Given the Complainant’s supported claim of registration of its said MARLBORO trademark and the extensive use of that mark for many years long before the registration of the disputed domain name in 2017, there is a strong case for the Respondent to come forward to defend itself. Despite that, the Respondent has not come forward with any defence on its choice of embodying the trademark MARLBORO in its entirety as part of the disputed domain name <marlboropacks.life>.

The choice of the well-known trademark MARLBORO in its entirety as part of the disputed domain name with the addition of the suffix “packs” aforesaid without any explanation, the prior registration and extensive worldwide use of the Complainant’s mark (including use on the Internet) leads to the conclusion that the Respondent must be aware of the existence of the Complainant and its trademark MARLBORO at the time of the registration of the disputed domain name.

The printout of the website to which the disputed domain name solves as shown in Annex 3 to the Complaint shows an invitation to survey in return for a USD41 voucher from a wholesaler to the participants, which is apparently a commercial operation for commercial gain. Internet users are attracted by the disputed domain name to click through the said website. Being the registrant of the disputed domain name, the Respondent has used or allowed others to use the disputed domain name for operating the said website to which it resolves.

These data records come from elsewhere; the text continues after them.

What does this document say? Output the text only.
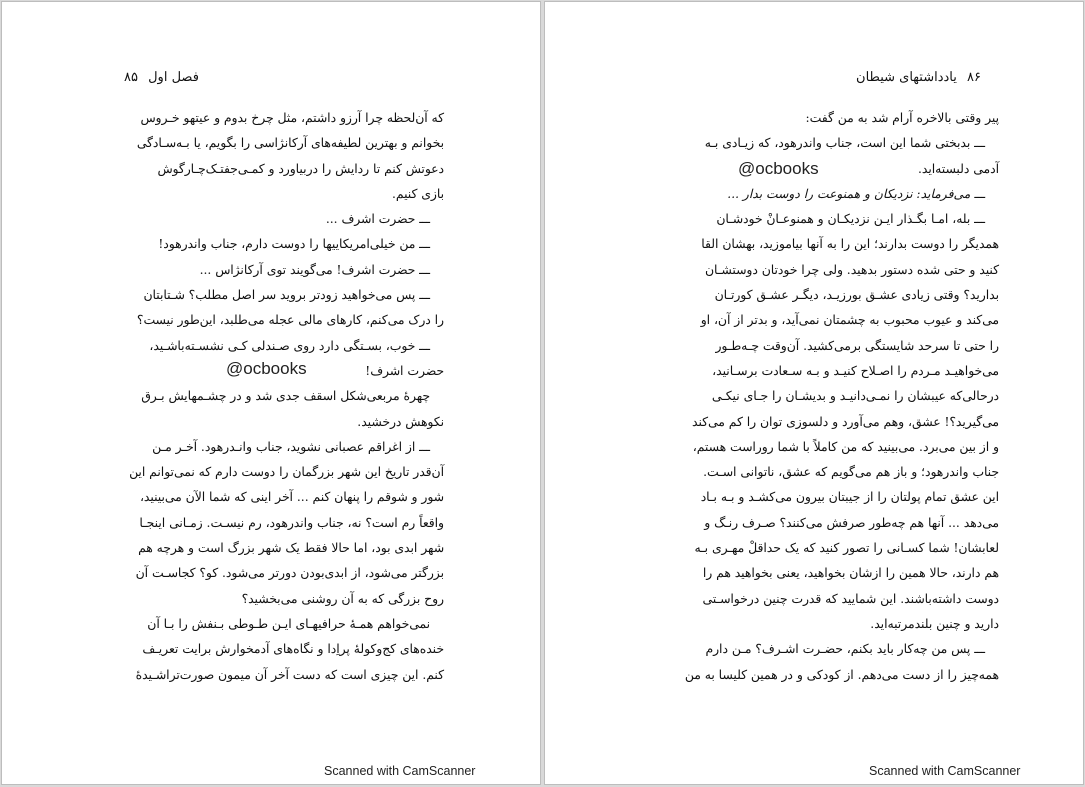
فصل اول ۸۵
که آن‌لحظه چرا آرزو داشتم، مثل چرخ بدوم و عیتهو خـروس
بخوانم و بهترین لطیفه‌های آرکانژاسی را بگویم، یا بـه‌سـادگی
دعوتش کنم تا ردایش را دربیاورد و کمـی‌جفتـک‌چـارگوش
بازی کنیم.
ـــ حضرت اشرف ...
ـــ من خیلی‌امریکاییها را دوست دارم، جناب واندرهود!
ـــ حضرت اشرف! می‌گویند توی آرکانژاس ...
ـــ پس می‌خواهید زودتر بروید سر اصل مطلب؟ شـتابتان
را درک می‌کنم، کارهای مالی عجله می‌طلبد، این‌طور نیست؟
ـــ خوب، بسـتگی دارد روی صـندلی کـی نشسـته‌باشـید،
حضرت اشرف!
چهرهٔ مربعی‌شکل اسقف جدی شد و در چشـمهایش بـرق
نکوهش درخشید.
ـــ از اغراقم عصبانی نشوید، جناب وانـدرهود. آخـر مـن
آن‌قدر تاریخ این شهر بزرگمان را دوست دارم که نمی‌توانم این
شور و شوقم را پنهان کنم ... آخر اینی که شما الآن می‌بینید،
واقعاً رم است؟ نه، جناب واندرهود، رم نیسـت. زمـانی اینجـا
شهر ابدی بود، اما حالا فقط یک شهر بزرگ است و هرچه هم
بزرگتر می‌شود، از ابدی‌بودن دورتر می‌شود. کو؟ کجاسـت آن
روح بزرگی که به آن روشنی می‌بخشید؟
نمی‌خواهم همـهٔ حرافیهـای ایـن طـوطی بـنفش را بـا آن
خنده‌های کج‌وکولهٔ پراِدا و نگاه‌های آدمخوارش برایت تعریـف
کنم. این چیزی است که دست آخر آن میمون صورت‌تراشـیدهٔ
@ocbooks
Scanned with CamScanner
۸۶ یادداشتهای شیطان
پیر وقتی بالاخره آرام شد به من گفت:
ـــ بدبختی شما این است، جناب واندرهود، که زیـادی بـه
آدمی دلبسته‌اید.
ـــ می‌فرماید: نزدیکان و همنوعت را دوست بدار ...
ـــ بله، امـا بگـذار ایـن نزدیکـان و همنوعـانْ خودشـان
همدیگر را دوست بدارند؛ این را به آنها بیاموزید، بهشان القا
کنید و حتی شده دستور بدهید. ولی چرا خودتان دوستشـان
بدارید؟ وقتی زیادی عشـق بورزیـد، دیگـر عشـق کورتـان
می‌کند و عیوب محبوب به چشمتان نمی‌آید، و بدتر از آن، او
را حتی تا سرحد شایستگی برمی‌کشید. آن‌وقت چـه‌طـور
می‌خواهیـد مـردم را اصـلاح کنیـد و بـه سـعادت برسـانید،
درحالی‌که عیبشان را نمـی‌دانیـد و بدیشـان را جـای نیکـی
می‌گیرید؟! عشق، وهم می‌آورد و دلسوزی توان را کم می‌کند
و از بین می‌برد. می‌بینید که من کاملاً با شما روراست هستم،
جناب واندرهود؛ و باز هم می‌گویم که عشق، ناتوانی اسـت.
این عشق تمام پولتان را از جیبتان بیرون می‌کشـد و بـه بـاد
می‌دهد ... آنها هم چه‌طور صرفش می‌کنند؟ صـرف رنـگ و
لعابشان! شما کسـانی را تصور کنید که یک حداقلْ مهـری بـه
هم دارند، حالا همین را ازشان بخواهید، یعنی بخواهید هم را
دوست داشته‌باشند. این شمایید که قدرت چنین درخواسـتی
دارید و چنین بلندمرتبه‌اید.
ـــ پس من چه‌کار باید بکنم، حضـرت اشـرف؟ مـن دارم
همه‌چیز را از دست می‌دهم. از کودکی و در همین کلیسا به من
@ocbooks
Scanned with CamScanner
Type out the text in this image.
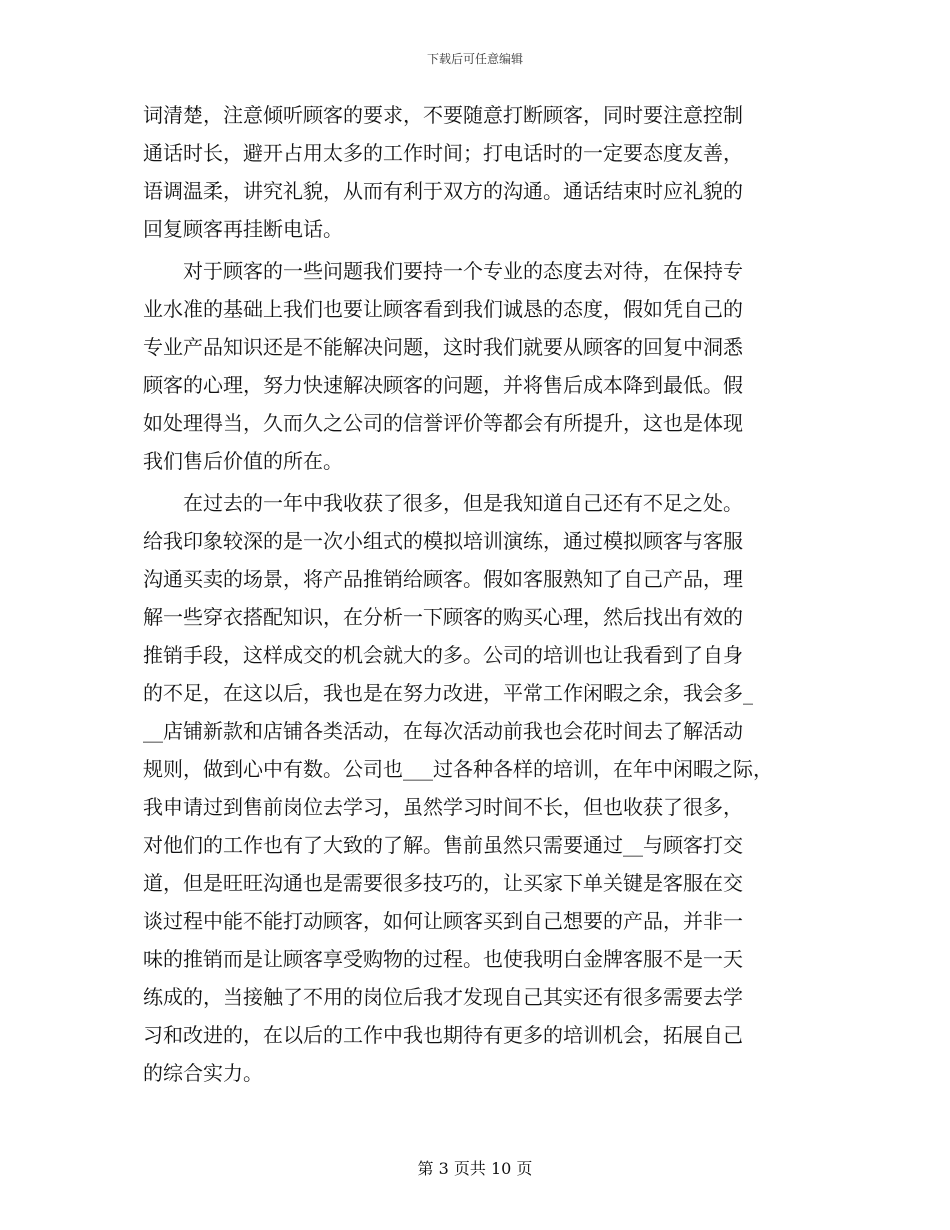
下载后可任意编辑
词清楚，注意倾听顾客的要求，不要随意打断顾客，同时要注意控制
通话时长，避开占用太多的工作时间；打电话时的一定要态度友善，
语调温柔，讲究礼貌，从而有利于双方的沟通。通话结束时应礼貌的
回复顾客再挂断电话。
　　对于顾客的一些问题我们要持一个专业的态度去对待，在保持专
业水准的基础上我们也要让顾客看到我们诚恳的态度，假如凭自己的
专业产品知识还是不能解决问题，这时我们就要从顾客的回复中洞悉
顾客的心理，努力快速解决顾客的问题，并将售后成本降到最低。假
如处理得当，久而久之公司的信誉评价等都会有所提升，这也是体现
我们售后价值的所在。
　　在过去的一年中我收获了很多，但是我知道自己还有不足之处。
给我印象较深的是一次小组式的模拟培训演练，通过模拟顾客与客服
沟通买卖的场景，将产品推销给顾客。假如客服熟知了自己产品，理
解一些穿衣搭配知识，在分析一下顾客的购买心理，然后找出有效的
推销手段，这样成交的机会就大的多。公司的培训也让我看到了自身
的不足，在这以后，我也是在努力改进，平常工作闲暇之余，我会多_
__店铺新款和店铺各类活动，在每次活动前我也会花时间去了解活动
规则，做到心中有数。公司也___过各种各样的培训，在年中闲暇之际，
我申请过到售前岗位去学习，虽然学习时间不长，但也收获了很多，
对他们的工作也有了大致的了解。售前虽然只需要通过__与顾客打交
道，但是旺旺沟通也是需要很多技巧的，让买家下单关键是客服在交
谈过程中能不能打动顾客，如何让顾客买到自己想要的产品，并非一
味的推销而是让顾客享受购物的过程。也使我明白金牌客服不是一天
练成的，当接触了不用的岗位后我才发现自己其实还有很多需要去学
习和改进的，在以后的工作中我也期待有更多的培训机会，拓展自己
的综合实力。
第 3 页共 10 页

The Panel cannot conceive of any use by the Respondent of the disputed domain name that would not be a bad faith use. Some degree of deception or confusion would seem to be inevitable in any use by the Respondent of the disputed domain name. The use of the term “Marlboro” in the disputed domain name is likely to create confusion with the Complainant’s mark as to the source, sponsorship, affiliation or endorsement of the Respondent’s website or location or of a product or service on the websites or online locations where the disputed domain name leads to. It is not possible to think of any plausible and genuine use of the disputed domain name by the Respondent. The addition of the word “packs” which associates with the manner in which the Complainant’s goods are sold, being cigarettes sold in packs, adds to the confusion.

The Panel finds that the disputed domain name has been registered and used in bad faith under paragraph 4(a)(iii) of the Policy.

7. Decision

For the foregoing reasons, in accordance with paragraphs 4(i) of the Policy and 15 of the Rules, the Panel orders that the disputed domain name <marlboropacks.life> be transferred to the Complainant.